Sevgili Peygamberimiz (asm), “birlikte rahmet, ayrılıkta azap vardır” şeklindeki bu Hadis-i Şerif’i ile bize asırlar öncesinden uyarı yapıyor. Ayrılmayın, safları sıkı tutun, el ele, gönül gönüle hedefe doğru ilerleyin.
Camide namaz kılarken, İmam Efendi, namaza başlamadan önce şu uyarıyı yapmıyor mu? Safları düz ve sıkı tutun demiyor mu?
Aynı camide namaz kılan ve aynı kıbleye yönelen bizler, camide saflarımız sıkı ve düz iken, bize ne oluyor da, cami dışında, kimimiz garba, kimimiz şarka çekerek, istikametten kopuyoruz.
Müslüman için yeryüzü bir mescittir. Yeryüzünde huzur ve güven olmalıdır. Nasıl ki, camide huzur ve güven varsa, yeryüzünde de huzur ve güven olmalıdır. Yeryüzünde huzur ve güvensizlik varsa, bunun nedeni, yeryüzünü bir mescit gibi görmeyen nifak ve küfür ekibinin yaymış oldukları fitne ve fesattır. Bu nifak ve küfür ekibi Irak’ta, Suriye’de, Libya’da, Afganistan’da, Mısır’da, Tunus’ta, Fas’ta, Pakistan’da ve Müslüman coğrafyanın diğer yerlerinde nasıl huzursuzluk ve kargaşa yayıyorlarsa, aynısını da Ülkemizde yapmak istiyorlar.
Ey Müslüman, oynanan oyunlar belli! Türkiye, kirli ve dış güdümlü bir oyuna ve kardeş kardeşle düşman olmaya doğru çekiliyor.
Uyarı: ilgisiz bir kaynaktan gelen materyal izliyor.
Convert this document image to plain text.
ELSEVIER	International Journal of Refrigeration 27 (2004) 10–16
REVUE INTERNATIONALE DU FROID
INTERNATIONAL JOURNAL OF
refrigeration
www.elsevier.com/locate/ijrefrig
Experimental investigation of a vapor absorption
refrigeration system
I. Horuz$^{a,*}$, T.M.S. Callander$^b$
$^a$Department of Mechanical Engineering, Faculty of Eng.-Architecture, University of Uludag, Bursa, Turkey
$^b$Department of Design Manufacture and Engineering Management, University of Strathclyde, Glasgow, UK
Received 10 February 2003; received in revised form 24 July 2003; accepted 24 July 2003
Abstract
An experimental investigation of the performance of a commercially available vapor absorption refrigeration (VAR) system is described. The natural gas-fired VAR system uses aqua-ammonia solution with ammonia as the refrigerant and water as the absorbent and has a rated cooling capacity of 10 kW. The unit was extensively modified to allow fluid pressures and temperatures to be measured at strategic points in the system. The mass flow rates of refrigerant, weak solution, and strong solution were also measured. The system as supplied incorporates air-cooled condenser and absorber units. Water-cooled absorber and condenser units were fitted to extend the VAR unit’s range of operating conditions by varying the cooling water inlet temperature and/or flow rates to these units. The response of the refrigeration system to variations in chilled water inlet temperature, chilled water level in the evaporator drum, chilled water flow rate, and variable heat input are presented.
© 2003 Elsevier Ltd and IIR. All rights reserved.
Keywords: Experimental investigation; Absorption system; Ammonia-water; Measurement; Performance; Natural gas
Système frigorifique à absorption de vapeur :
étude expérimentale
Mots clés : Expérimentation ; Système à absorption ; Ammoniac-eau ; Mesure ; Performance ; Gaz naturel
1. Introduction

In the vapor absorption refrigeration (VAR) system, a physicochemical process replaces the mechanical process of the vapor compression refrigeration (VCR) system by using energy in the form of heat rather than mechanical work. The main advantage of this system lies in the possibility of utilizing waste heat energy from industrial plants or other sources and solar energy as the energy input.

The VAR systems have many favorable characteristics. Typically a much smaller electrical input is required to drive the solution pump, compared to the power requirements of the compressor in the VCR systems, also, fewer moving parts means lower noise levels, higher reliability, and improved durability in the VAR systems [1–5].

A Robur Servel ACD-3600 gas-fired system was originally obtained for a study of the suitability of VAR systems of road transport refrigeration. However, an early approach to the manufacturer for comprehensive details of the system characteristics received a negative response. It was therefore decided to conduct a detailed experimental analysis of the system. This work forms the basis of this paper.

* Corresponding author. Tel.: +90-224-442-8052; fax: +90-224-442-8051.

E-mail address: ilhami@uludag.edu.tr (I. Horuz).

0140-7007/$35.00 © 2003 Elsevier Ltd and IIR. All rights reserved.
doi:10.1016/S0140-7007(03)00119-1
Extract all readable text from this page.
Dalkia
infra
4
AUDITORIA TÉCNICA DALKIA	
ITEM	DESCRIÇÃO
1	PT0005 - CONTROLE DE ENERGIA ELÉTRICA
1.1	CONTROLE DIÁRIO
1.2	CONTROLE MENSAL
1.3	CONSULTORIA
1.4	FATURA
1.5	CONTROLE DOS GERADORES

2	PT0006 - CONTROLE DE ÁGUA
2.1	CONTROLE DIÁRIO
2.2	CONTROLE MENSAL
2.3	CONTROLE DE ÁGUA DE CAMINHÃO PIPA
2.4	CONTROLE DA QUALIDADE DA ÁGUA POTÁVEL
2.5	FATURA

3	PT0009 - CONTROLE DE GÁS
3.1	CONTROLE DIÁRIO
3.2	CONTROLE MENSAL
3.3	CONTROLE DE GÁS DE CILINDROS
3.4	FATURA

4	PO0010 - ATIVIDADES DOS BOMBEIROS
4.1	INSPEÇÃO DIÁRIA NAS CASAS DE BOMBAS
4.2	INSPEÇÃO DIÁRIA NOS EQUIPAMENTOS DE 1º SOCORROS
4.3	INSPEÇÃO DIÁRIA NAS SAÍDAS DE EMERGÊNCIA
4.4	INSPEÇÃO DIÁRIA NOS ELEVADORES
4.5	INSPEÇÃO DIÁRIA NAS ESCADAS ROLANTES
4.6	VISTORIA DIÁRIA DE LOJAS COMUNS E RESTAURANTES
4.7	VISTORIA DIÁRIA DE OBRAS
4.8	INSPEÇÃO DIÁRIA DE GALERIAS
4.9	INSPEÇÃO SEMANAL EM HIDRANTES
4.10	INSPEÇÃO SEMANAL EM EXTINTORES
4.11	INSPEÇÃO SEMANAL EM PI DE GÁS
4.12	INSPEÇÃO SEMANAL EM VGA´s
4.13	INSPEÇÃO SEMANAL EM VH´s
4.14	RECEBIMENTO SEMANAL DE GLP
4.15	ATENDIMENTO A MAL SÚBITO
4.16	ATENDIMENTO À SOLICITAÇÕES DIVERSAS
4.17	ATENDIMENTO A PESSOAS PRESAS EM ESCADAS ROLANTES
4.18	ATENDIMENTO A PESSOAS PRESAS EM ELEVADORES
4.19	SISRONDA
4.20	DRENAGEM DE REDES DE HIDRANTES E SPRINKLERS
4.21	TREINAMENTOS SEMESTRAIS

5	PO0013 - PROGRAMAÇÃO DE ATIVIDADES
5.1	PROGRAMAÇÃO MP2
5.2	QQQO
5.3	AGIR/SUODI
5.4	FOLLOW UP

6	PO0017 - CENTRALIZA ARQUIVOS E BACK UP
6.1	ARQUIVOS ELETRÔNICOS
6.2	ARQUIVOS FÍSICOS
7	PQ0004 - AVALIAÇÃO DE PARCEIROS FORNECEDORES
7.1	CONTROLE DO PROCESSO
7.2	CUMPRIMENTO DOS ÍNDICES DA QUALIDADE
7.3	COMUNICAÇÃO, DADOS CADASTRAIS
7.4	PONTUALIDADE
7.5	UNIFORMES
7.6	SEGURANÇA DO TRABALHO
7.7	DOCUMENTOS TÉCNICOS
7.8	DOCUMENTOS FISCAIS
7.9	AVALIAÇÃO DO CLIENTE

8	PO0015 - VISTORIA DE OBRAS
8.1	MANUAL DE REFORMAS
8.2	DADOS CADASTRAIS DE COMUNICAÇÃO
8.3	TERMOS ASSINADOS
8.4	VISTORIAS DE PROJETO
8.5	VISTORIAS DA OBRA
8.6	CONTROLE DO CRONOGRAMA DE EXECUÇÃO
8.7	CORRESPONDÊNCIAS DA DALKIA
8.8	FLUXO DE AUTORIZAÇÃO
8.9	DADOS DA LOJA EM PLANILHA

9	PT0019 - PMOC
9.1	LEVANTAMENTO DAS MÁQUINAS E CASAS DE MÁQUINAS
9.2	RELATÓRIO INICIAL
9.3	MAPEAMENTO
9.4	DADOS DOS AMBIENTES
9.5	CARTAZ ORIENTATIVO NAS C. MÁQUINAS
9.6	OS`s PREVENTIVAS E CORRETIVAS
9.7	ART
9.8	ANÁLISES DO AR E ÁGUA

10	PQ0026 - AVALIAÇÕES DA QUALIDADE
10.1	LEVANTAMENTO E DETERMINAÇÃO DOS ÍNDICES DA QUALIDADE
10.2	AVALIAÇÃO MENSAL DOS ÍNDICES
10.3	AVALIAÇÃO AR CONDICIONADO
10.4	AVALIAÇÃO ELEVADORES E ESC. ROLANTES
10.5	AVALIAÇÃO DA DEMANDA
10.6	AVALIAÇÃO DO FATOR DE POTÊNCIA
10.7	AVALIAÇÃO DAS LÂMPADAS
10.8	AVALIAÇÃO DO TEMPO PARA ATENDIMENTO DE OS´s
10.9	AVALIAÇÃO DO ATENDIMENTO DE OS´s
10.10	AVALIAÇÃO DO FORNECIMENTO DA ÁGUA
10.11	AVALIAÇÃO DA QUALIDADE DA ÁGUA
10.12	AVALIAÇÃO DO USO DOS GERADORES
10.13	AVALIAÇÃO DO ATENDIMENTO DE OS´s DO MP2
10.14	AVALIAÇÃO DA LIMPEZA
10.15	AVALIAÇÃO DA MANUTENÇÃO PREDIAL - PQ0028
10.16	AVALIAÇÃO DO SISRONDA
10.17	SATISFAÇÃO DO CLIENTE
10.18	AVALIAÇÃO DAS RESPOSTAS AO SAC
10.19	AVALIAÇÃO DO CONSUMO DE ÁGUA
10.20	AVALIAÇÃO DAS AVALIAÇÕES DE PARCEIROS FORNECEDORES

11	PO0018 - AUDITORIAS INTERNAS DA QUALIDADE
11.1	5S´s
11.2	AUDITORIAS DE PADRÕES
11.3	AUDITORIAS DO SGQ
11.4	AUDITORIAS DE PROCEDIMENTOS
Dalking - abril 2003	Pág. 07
Bu oyun Amerika’dan, İsrail’den mi kaynaklanıyor? Araştırmaya dahi lüzum yok. Esasında, nerden kaynaklandığı önemli de değil. Bizim başımıza bir musibet ve sıkıntı geldiğinde en çok kim sevinecek? Ona bakmak yeterlidir. Bu oyuna en çok sevinecekler, Amerikalılardır, İsraillilerdir. Ya da içimizdeki münafıklardır. Müslümana düşen en büyük görev, münafığı ve kâfiri sevindirmemektir. Oyuna gelmemektir.
Artık bu oyuna gelmeyeceğiz değil mi! Vesselam.